1. Old stuff. In Europe, it is everywhere and really, really old. As a child, I thought the Fourth Avenue Theater in Anchorage was old. Not really, it turns out. The castle in Luxembourg was built in 963. Any insignificant town you come across in Europe seems to have a church or a city hall that is a remarkable piece of history.
2. Ease of experiencing other cultures. In Luxembourg, a 15-minute drive can drop you into a new culture with the unique trappings of food and language that accompany it. Want Belgian waffles? Go to Belgium. Want German beer? Go to Germany. Pretty slick.
3. Health care. Luxembourg has a socialized health care system, and it is honestly better in just about every way compared to the health care I receive in the states. Per capita, Luxembourg pays a little more than half the price for health care as the U.S. I can report that waiting times, doctor choice and quality of care are in general much better. I am far from an ideologue on this issue, but after experiencing both systems it is clear that their system is more efficient and humane.
4. Fuel efficient cars. My Peugeot got about 55 miles to the gallon. Sure makes the price of gas more palatable.

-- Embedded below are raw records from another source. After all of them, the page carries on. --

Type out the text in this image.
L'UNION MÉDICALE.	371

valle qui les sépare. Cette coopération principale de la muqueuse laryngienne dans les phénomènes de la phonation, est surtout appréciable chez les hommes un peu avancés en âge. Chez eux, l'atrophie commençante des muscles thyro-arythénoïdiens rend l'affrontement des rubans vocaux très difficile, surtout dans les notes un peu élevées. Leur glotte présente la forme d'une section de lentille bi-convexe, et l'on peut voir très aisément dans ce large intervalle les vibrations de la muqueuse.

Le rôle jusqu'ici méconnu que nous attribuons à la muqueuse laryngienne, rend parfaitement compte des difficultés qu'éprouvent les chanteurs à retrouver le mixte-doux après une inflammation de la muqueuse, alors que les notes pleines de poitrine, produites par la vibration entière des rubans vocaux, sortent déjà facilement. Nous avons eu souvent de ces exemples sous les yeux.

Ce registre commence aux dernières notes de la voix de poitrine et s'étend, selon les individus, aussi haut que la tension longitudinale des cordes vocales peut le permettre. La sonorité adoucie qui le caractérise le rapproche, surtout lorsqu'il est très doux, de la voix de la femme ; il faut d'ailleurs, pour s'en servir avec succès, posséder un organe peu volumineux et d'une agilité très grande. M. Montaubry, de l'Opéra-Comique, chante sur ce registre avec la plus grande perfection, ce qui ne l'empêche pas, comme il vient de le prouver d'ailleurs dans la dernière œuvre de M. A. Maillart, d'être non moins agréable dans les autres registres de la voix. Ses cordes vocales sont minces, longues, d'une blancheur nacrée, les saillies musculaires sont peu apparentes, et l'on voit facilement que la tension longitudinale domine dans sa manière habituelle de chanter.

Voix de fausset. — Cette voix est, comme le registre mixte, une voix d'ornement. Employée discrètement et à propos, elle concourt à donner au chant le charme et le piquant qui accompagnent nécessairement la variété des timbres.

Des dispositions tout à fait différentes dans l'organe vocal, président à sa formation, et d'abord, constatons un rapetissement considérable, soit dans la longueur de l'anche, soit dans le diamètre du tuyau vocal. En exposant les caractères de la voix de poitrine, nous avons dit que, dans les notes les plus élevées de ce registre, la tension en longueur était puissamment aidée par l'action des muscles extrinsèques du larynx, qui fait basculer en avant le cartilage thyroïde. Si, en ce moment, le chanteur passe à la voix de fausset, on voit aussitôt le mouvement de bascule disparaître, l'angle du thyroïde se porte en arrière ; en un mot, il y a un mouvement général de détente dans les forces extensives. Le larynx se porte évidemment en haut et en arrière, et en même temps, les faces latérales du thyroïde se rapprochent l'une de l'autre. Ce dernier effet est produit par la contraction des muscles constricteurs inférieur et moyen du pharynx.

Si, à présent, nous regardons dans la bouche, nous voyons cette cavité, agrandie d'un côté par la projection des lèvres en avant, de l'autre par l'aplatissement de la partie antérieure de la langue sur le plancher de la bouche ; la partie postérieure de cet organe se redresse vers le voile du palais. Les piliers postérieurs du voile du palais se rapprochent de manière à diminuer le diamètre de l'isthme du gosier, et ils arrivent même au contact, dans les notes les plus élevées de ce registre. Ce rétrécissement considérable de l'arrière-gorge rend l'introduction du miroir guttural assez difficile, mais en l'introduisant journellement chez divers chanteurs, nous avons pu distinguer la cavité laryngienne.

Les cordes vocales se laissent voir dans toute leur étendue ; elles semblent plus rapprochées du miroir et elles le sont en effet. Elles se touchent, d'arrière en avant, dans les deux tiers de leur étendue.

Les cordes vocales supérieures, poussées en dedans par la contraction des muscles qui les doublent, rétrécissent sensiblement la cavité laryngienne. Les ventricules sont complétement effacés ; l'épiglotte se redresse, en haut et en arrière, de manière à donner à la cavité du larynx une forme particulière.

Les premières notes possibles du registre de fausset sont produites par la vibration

5. Kebabs. They are ubiquitous, cheap and tasty — the burritos of Europe. When my wife would leave town and I was left to fend for myself, the siren song of the ease and affordability of a kebab would invariably drive me toward those mystery-sauce-soaked creations.
6. Mountain huts. During a weeklong ski trip with my brother and some friends we were served warm food and provided comfy beds each night at huts perched high in the mountains. There are huts just about everywhere across the Alps and they increase the accessibility of the mountains tremendously.
7. Not knowing the language. With the ability to understand what people are saying around me, I find that I am often slightly annoyed. I can no longer tune out what the people in line behind me are talking about; if they are discussing “Breaking Amish” or some other reality TV monstrosity, then my poor, influential mind is carried along in that torrent of stupidity whether I like it or not.
8. Eurovision. Never heard of Eurovision? Neither had I. I think Europeans keep it secret because they know that they should be very, very embarrassed about it. In a nutshell, it is a pan-European song contest that pits the dregs of pop stars from European countries against each other. It is like watching a slow motion, pop star car crash with lots of glitter, sequins and sometimes fire. Google it, I dare you.
9. Christmas markets. Despite never being a Christmas aficionado, I loved it when towns across Europe set up these quaint markets in their main squares to sell gifts, spiced wine and food. This was a great way to draw people out of their hibernation during the darkest month of the year and give the town an out-of-doors social center.
10. Trains. You can get almost everywhere via the train, and I would always get a little giddy when we would board one to roll off to some a distant city.
So that’s that. It’s thrilling to be back in the states, but a move always involves trading one positive for another. What’s missing in the two lists above, of course, are the relationships with other people; everywhere that I have lived I have been overwhelmed by the amazing and wonderful folks that I have been fortunate enough to be surrounded by.
The relationships we forge handily trump any of the paltry idiosyncrasies brewed up by one place or another — they pave over the annoyances and turn good experiences into sublime ones, making life on this goofy little planet wonderful, wherever you may be.
Pete LaFrance grew up in Palmer and has moved back to the area after a number of years living abroad.